I have no doubt some end up taking paid guests there too, but according to our guide on the next day's trip it is a social service. The idea is that it gives couples still living with their respective parents somewhere to turn, though the Lonely Planet thinks it is mainly for secretaries trying to work their way up the corporate ladder during the siesta. So probably a bit of both.
The next day we went for a hike in Argentina's newest national park, the Parque Nacional Quebrada del Condorito, quite a baren landscape, but an important breeding ground for the endangered Andean Condor. It is about an 8K hike to the canyon where the Condors actually breed, through an area that should be densly forrested, but as in so many places, we humans have selfishly seen to that problem. Even though it wasn't quite mating time, we did manage to see some of these majestic birds before the clouds rolled in.
Much of the return hike, via a slightly different route, we were covered in the clouds, not being able to see more than 10 meters in front of us, which was quite cool, in both senses of the word. It being quite chilly did mean nobody - including yours truly - was up for the refreshing dip in a wide pool in one of the rivers.
After Cordoba, we were off to La Cumbre. Suposedly a hotbed of outdoor activity, but to us it seemed more like a nice place to chill. Yes, you could rent mountain bikes, but there weren't any real trails, just dirt roads from town to town and people there seemed to know only one hiking trail, but it was quite a nice one so we took it. Up the hill from the town was a rather large statue of the popular fiction character Jezus Christ, and that was where the trail started. There was also where we met up with our guide, a friendly stray dog who seemed to know the trail and led us all the way.
Not long after setting off, we entered a field with some donkeys. They didn't bother too much with us, but the dog decided to get their attention. He succeeded and they started to follow him when he came back to us, so now we had one guide and three fellow travellers. They followed us down the hill, over a rock wall and even over the creek.

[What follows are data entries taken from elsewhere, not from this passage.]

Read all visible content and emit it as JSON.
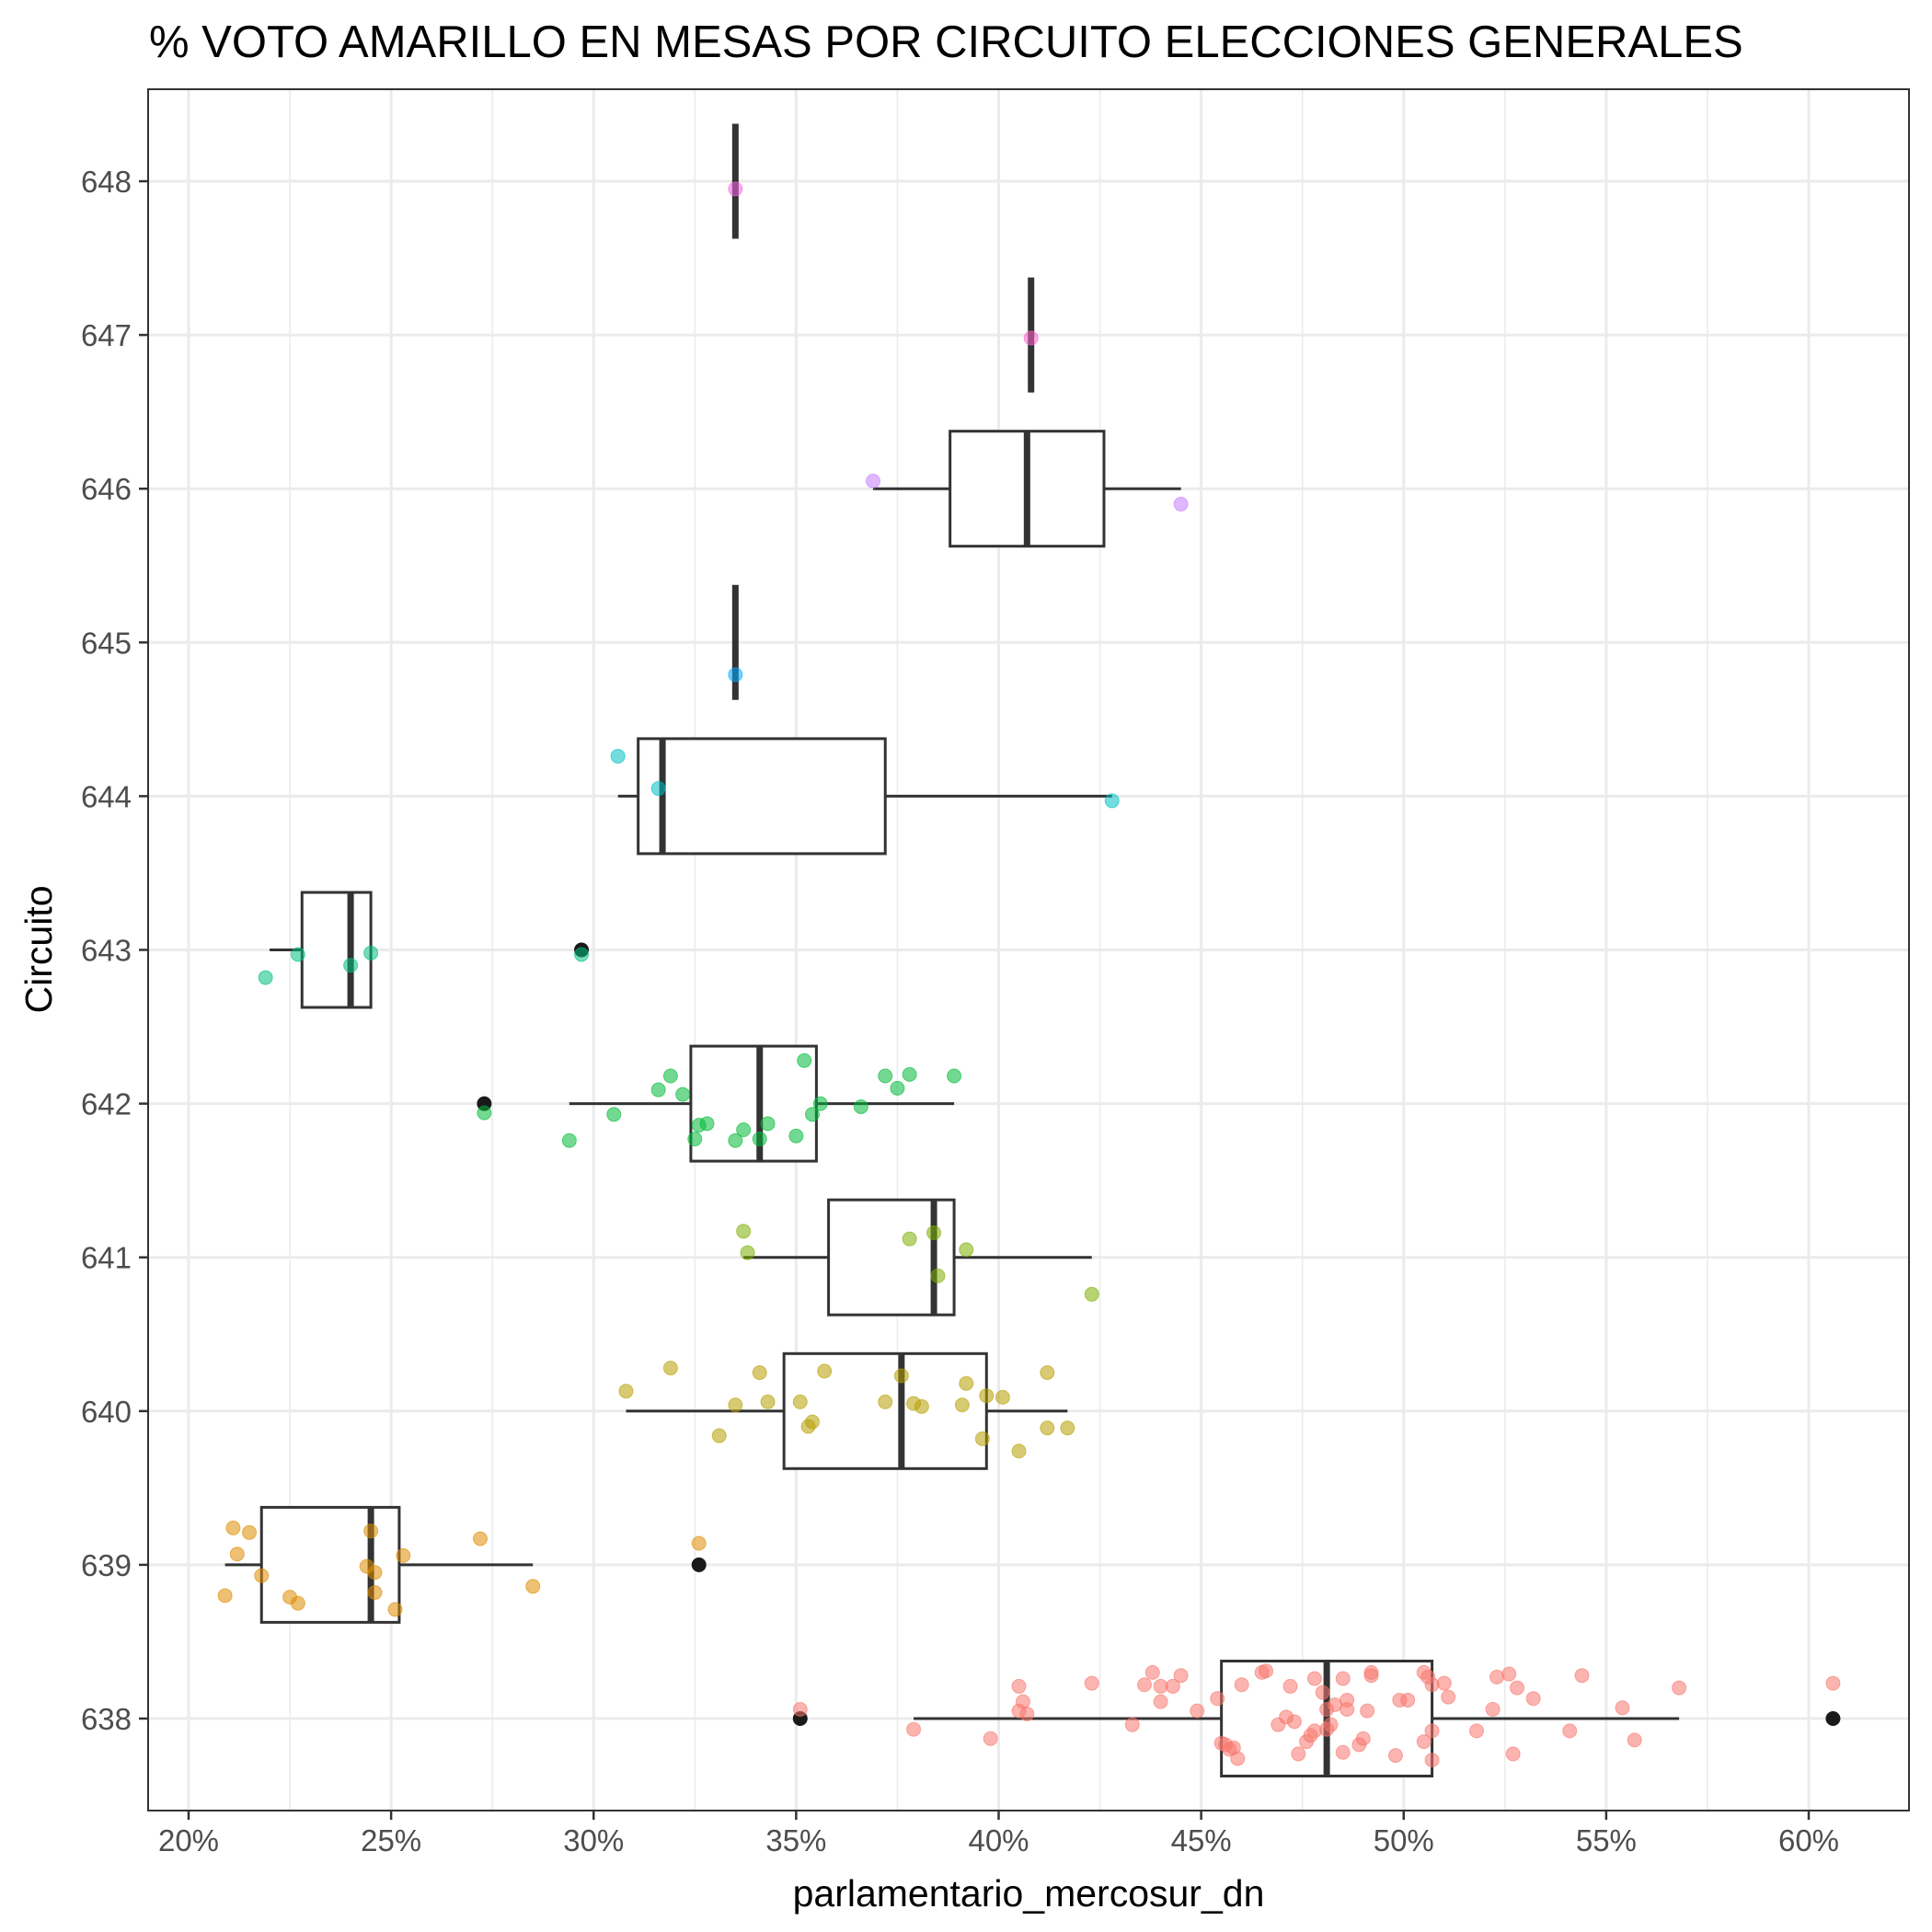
{
  "chart_data": {
    "type": "boxplot",
    "orientation": "horizontal",
    "title": "% VOTO AMARILLO EN MESAS POR CIRCUITO  ELECCIONES GENERALES",
    "xlabel": "parlamentario_mercosur_dn",
    "ylabel": "Circuito",
    "xlim": [
      0.19,
      0.625
    ],
    "x_ticks": [
      0.2,
      0.25,
      0.3,
      0.35,
      0.4,
      0.45,
      0.5,
      0.55,
      0.6
    ],
    "x_tick_labels": [
      "20%",
      "25%",
      "30%",
      "35%",
      "40%",
      "45%",
      "50%",
      "55%",
      "60%"
    ],
    "categories": [
      "638",
      "639",
      "640",
      "641",
      "642",
      "643",
      "644",
      "645",
      "646",
      "647",
      "648"
    ],
    "grid": true,
    "theme": "bw",
    "series": [
      {
        "name": "638",
        "color": "#F8766D",
        "box": {
          "whisker_low": 0.379,
          "q1": 0.455,
          "median": 0.481,
          "q3": 0.507,
          "whisker_high": 0.568
        },
        "outliers": [
          0.351,
          0.606
        ],
        "points": [
          {
            "x": 0.351,
            "dy": 0.06
          },
          {
            "x": 0.379,
            "dy": -0.07
          },
          {
            "x": 0.398,
            "dy": -0.13
          },
          {
            "x": 0.405,
            "dy": 0.21
          },
          {
            "x": 0.405,
            "dy": 0.05
          },
          {
            "x": 0.406,
            "dy": 0.11
          },
          {
            "x": 0.407,
            "dy": 0.03
          },
          {
            "x": 0.423,
            "dy": 0.23
          },
          {
            "x": 0.433,
            "dy": -0.04
          },
          {
            "x": 0.436,
            "dy": 0.22
          },
          {
            "x": 0.438,
            "dy": 0.3
          },
          {
            "x": 0.44,
            "dy": 0.11
          },
          {
            "x": 0.44,
            "dy": 0.21
          },
          {
            "x": 0.443,
            "dy": 0.21
          },
          {
            "x": 0.445,
            "dy": 0.28
          },
          {
            "x": 0.449,
            "dy": 0.05
          },
          {
            "x": 0.454,
            "dy": 0.13
          },
          {
            "x": 0.455,
            "dy": -0.16
          },
          {
            "x": 0.456,
            "dy": -0.17
          },
          {
            "x": 0.457,
            "dy": -0.2
          },
          {
            "x": 0.458,
            "dy": -0.19
          },
          {
            "x": 0.459,
            "dy": -0.26
          },
          {
            "x": 0.46,
            "dy": 0.22
          },
          {
            "x": 0.465,
            "dy": 0.3
          },
          {
            "x": 0.466,
            "dy": 0.31
          },
          {
            "x": 0.469,
            "dy": -0.04
          },
          {
            "x": 0.471,
            "dy": 0.01
          },
          {
            "x": 0.472,
            "dy": 0.21
          },
          {
            "x": 0.473,
            "dy": -0.02
          },
          {
            "x": 0.474,
            "dy": -0.23
          },
          {
            "x": 0.476,
            "dy": -0.15
          },
          {
            "x": 0.477,
            "dy": -0.11
          },
          {
            "x": 0.478,
            "dy": -0.08
          },
          {
            "x": 0.478,
            "dy": 0.26
          },
          {
            "x": 0.48,
            "dy": 0.17
          },
          {
            "x": 0.481,
            "dy": -0.07
          },
          {
            "x": 0.481,
            "dy": 0.06
          },
          {
            "x": 0.482,
            "dy": -0.04
          },
          {
            "x": 0.483,
            "dy": 0.09
          },
          {
            "x": 0.485,
            "dy": -0.22
          },
          {
            "x": 0.485,
            "dy": 0.26
          },
          {
            "x": 0.486,
            "dy": 0.12
          },
          {
            "x": 0.486,
            "dy": 0.06
          },
          {
            "x": 0.489,
            "dy": -0.17
          },
          {
            "x": 0.49,
            "dy": -0.13
          },
          {
            "x": 0.491,
            "dy": 0.05
          },
          {
            "x": 0.492,
            "dy": 0.28
          },
          {
            "x": 0.492,
            "dy": 0.3
          },
          {
            "x": 0.498,
            "dy": -0.24
          },
          {
            "x": 0.499,
            "dy": 0.12
          },
          {
            "x": 0.501,
            "dy": 0.12
          },
          {
            "x": 0.505,
            "dy": 0.3
          },
          {
            "x": 0.505,
            "dy": -0.15
          },
          {
            "x": 0.506,
            "dy": 0.27
          },
          {
            "x": 0.507,
            "dy": -0.08
          },
          {
            "x": 0.507,
            "dy": -0.27
          },
          {
            "x": 0.507,
            "dy": 0.22
          },
          {
            "x": 0.51,
            "dy": 0.23
          },
          {
            "x": 0.511,
            "dy": 0.14
          },
          {
            "x": 0.518,
            "dy": -0.08
          },
          {
            "x": 0.522,
            "dy": 0.06
          },
          {
            "x": 0.523,
            "dy": 0.27
          },
          {
            "x": 0.526,
            "dy": 0.29
          },
          {
            "x": 0.527,
            "dy": -0.23
          },
          {
            "x": 0.528,
            "dy": 0.2
          },
          {
            "x": 0.532,
            "dy": 0.13
          },
          {
            "x": 0.541,
            "dy": -0.08
          },
          {
            "x": 0.544,
            "dy": 0.28
          },
          {
            "x": 0.554,
            "dy": 0.07
          },
          {
            "x": 0.557,
            "dy": -0.14
          },
          {
            "x": 0.568,
            "dy": 0.2
          },
          {
            "x": 0.606,
            "dy": 0.23
          }
        ]
      },
      {
        "name": "639",
        "color": "#DE8C00",
        "box": {
          "whisker_low": 0.209,
          "q1": 0.218,
          "median": 0.245,
          "q3": 0.252,
          "whisker_high": 0.285
        },
        "outliers": [
          0.326
        ],
        "points": [
          {
            "x": 0.209,
            "dy": -0.2
          },
          {
            "x": 0.211,
            "dy": 0.24
          },
          {
            "x": 0.212,
            "dy": 0.07
          },
          {
            "x": 0.215,
            "dy": 0.21
          },
          {
            "x": 0.218,
            "dy": -0.07
          },
          {
            "x": 0.225,
            "dy": -0.21
          },
          {
            "x": 0.227,
            "dy": -0.25
          },
          {
            "x": 0.244,
            "dy": -0.01
          },
          {
            "x": 0.245,
            "dy": 0.22
          },
          {
            "x": 0.246,
            "dy": -0.05
          },
          {
            "x": 0.246,
            "dy": -0.18
          },
          {
            "x": 0.251,
            "dy": -0.29
          },
          {
            "x": 0.253,
            "dy": 0.06
          },
          {
            "x": 0.272,
            "dy": 0.17
          },
          {
            "x": 0.285,
            "dy": -0.14
          },
          {
            "x": 0.326,
            "dy": 0.14
          }
        ]
      },
      {
        "name": "640",
        "color": "#B79F00",
        "box": {
          "whisker_low": 0.308,
          "q1": 0.347,
          "median": 0.376,
          "q3": 0.397,
          "whisker_high": 0.417
        },
        "outliers": [],
        "points": [
          {
            "x": 0.308,
            "dy": 0.13
          },
          {
            "x": 0.319,
            "dy": 0.28
          },
          {
            "x": 0.331,
            "dy": -0.16
          },
          {
            "x": 0.335,
            "dy": 0.04
          },
          {
            "x": 0.341,
            "dy": 0.25
          },
          {
            "x": 0.343,
            "dy": 0.06
          },
          {
            "x": 0.351,
            "dy": 0.06
          },
          {
            "x": 0.353,
            "dy": -0.1
          },
          {
            "x": 0.354,
            "dy": -0.07
          },
          {
            "x": 0.357,
            "dy": 0.26
          },
          {
            "x": 0.372,
            "dy": 0.06
          },
          {
            "x": 0.376,
            "dy": 0.23
          },
          {
            "x": 0.379,
            "dy": 0.05
          },
          {
            "x": 0.381,
            "dy": 0.03
          },
          {
            "x": 0.391,
            "dy": 0.04
          },
          {
            "x": 0.392,
            "dy": 0.18
          },
          {
            "x": 0.396,
            "dy": -0.18
          },
          {
            "x": 0.397,
            "dy": 0.1
          },
          {
            "x": 0.401,
            "dy": 0.09
          },
          {
            "x": 0.405,
            "dy": -0.26
          },
          {
            "x": 0.412,
            "dy": 0.25
          },
          {
            "x": 0.412,
            "dy": -0.11
          },
          {
            "x": 0.417,
            "dy": -0.11
          }
        ]
      },
      {
        "name": "641",
        "color": "#7CAE00",
        "box": {
          "whisker_low": 0.337,
          "q1": 0.358,
          "median": 0.384,
          "q3": 0.389,
          "whisker_high": 0.423
        },
        "outliers": [],
        "points": [
          {
            "x": 0.337,
            "dy": 0.17
          },
          {
            "x": 0.338,
            "dy": 0.03
          },
          {
            "x": 0.378,
            "dy": 0.12
          },
          {
            "x": 0.384,
            "dy": 0.16
          },
          {
            "x": 0.385,
            "dy": -0.12
          },
          {
            "x": 0.392,
            "dy": 0.05
          },
          {
            "x": 0.423,
            "dy": -0.24
          }
        ]
      },
      {
        "name": "642",
        "color": "#00BA38",
        "box": {
          "whisker_low": 0.294,
          "q1": 0.324,
          "median": 0.341,
          "q3": 0.355,
          "whisker_high": 0.389
        },
        "outliers": [
          0.273
        ],
        "points": [
          {
            "x": 0.273,
            "dy": -0.06
          },
          {
            "x": 0.294,
            "dy": -0.24
          },
          {
            "x": 0.305,
            "dy": -0.07
          },
          {
            "x": 0.316,
            "dy": 0.09
          },
          {
            "x": 0.319,
            "dy": 0.18
          },
          {
            "x": 0.322,
            "dy": 0.06
          },
          {
            "x": 0.325,
            "dy": -0.23
          },
          {
            "x": 0.326,
            "dy": -0.14
          },
          {
            "x": 0.328,
            "dy": -0.13
          },
          {
            "x": 0.335,
            "dy": -0.24
          },
          {
            "x": 0.337,
            "dy": -0.17
          },
          {
            "x": 0.341,
            "dy": -0.23
          },
          {
            "x": 0.343,
            "dy": -0.13
          },
          {
            "x": 0.35,
            "dy": -0.21
          },
          {
            "x": 0.352,
            "dy": 0.28
          },
          {
            "x": 0.354,
            "dy": -0.07
          },
          {
            "x": 0.356,
            "dy": 0.0
          },
          {
            "x": 0.366,
            "dy": -0.02
          },
          {
            "x": 0.372,
            "dy": 0.18
          },
          {
            "x": 0.375,
            "dy": 0.1
          },
          {
            "x": 0.378,
            "dy": 0.19
          },
          {
            "x": 0.389,
            "dy": 0.18
          }
        ]
      },
      {
        "name": "643",
        "color": "#00BF7D",
        "box": {
          "whisker_low": 0.22,
          "q1": 0.228,
          "median": 0.24,
          "q3": 0.245,
          "whisker_high": 0.245
        },
        "outliers": [
          0.297
        ],
        "points": [
          {
            "x": 0.219,
            "dy": -0.18
          },
          {
            "x": 0.227,
            "dy": -0.03
          },
          {
            "x": 0.24,
            "dy": -0.1
          },
          {
            "x": 0.245,
            "dy": -0.02
          },
          {
            "x": 0.297,
            "dy": -0.03
          }
        ]
      },
      {
        "name": "644",
        "color": "#00BFC4",
        "box": {
          "whisker_low": 0.306,
          "q1": 0.311,
          "median": 0.317,
          "q3": 0.372,
          "whisker_high": 0.428
        },
        "outliers": [],
        "points": [
          {
            "x": 0.306,
            "dy": 0.26
          },
          {
            "x": 0.316,
            "dy": 0.05
          },
          {
            "x": 0.428,
            "dy": -0.03
          }
        ]
      },
      {
        "name": "645",
        "color": "#00A9FF",
        "box": {
          "whisker_low": 0.335,
          "q1": 0.335,
          "median": 0.335,
          "q3": 0.335,
          "whisker_high": 0.335
        },
        "outliers": [],
        "points": [
          {
            "x": 0.335,
            "dy": -0.21
          }
        ]
      },
      {
        "name": "646",
        "color": "#C77CFF",
        "box": {
          "whisker_low": 0.369,
          "q1": 0.388,
          "median": 0.407,
          "q3": 0.426,
          "whisker_high": 0.445
        },
        "outliers": [],
        "points": [
          {
            "x": 0.369,
            "dy": 0.05
          },
          {
            "x": 0.445,
            "dy": -0.1
          }
        ]
      },
      {
        "name": "647",
        "color": "#FF61CC",
        "box": {
          "whisker_low": 0.408,
          "q1": 0.408,
          "median": 0.408,
          "q3": 0.408,
          "whisker_high": 0.408
        },
        "outliers": [],
        "points": [
          {
            "x": 0.408,
            "dy": -0.02
          }
        ]
      },
      {
        "name": "648",
        "color": "#F564E3",
        "box": {
          "whisker_low": 0.335,
          "q1": 0.335,
          "median": 0.335,
          "q3": 0.335,
          "whisker_high": 0.335
        },
        "outliers": [],
        "points": [
          {
            "x": 0.335,
            "dy": -0.05
          }
        ]
      }
    ]
  }
}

We thought we'd never lose them until we came to a house being built and for no obvious reason they decided they had come far enough and stayed there while we and the dog carried on.
He ended up following us all the way to town, staying with us for lunch and despite our best efforts at distracting him with some food while we hurried off, he even followed us to the hostel. Lucky for us, there he was ahead of us while we turned into lane leading up to the house and while he followed us up outside the fence, he never found the way in.
There is a lot more to see in the Central Sierras, but most of them are pretty far out of they way and take more time to get to than you have to enjoy being there if you are on a short trip like ours. So we decided to skip town to a place where those things would be easier: Bariloche in Argentinia's Lake District. First we had to go back to Cordoba and then find another bus to take us the 23 hours south, which didn't prove all that difficult or uncomfortable as it sounds. Fortunately, the sound system in the bus was busted so we got to enjoy Scary Movie 4 in silence with only Spanish subtitles, which is probably the best - if not only - way to enjoy it.
So here we are, in the lake district. I'll have to give you a quick flashback later because we are already about to leave this place. Tomorrow, we hop over the border into Chile, to their side of the Lake District and a town called Pucón.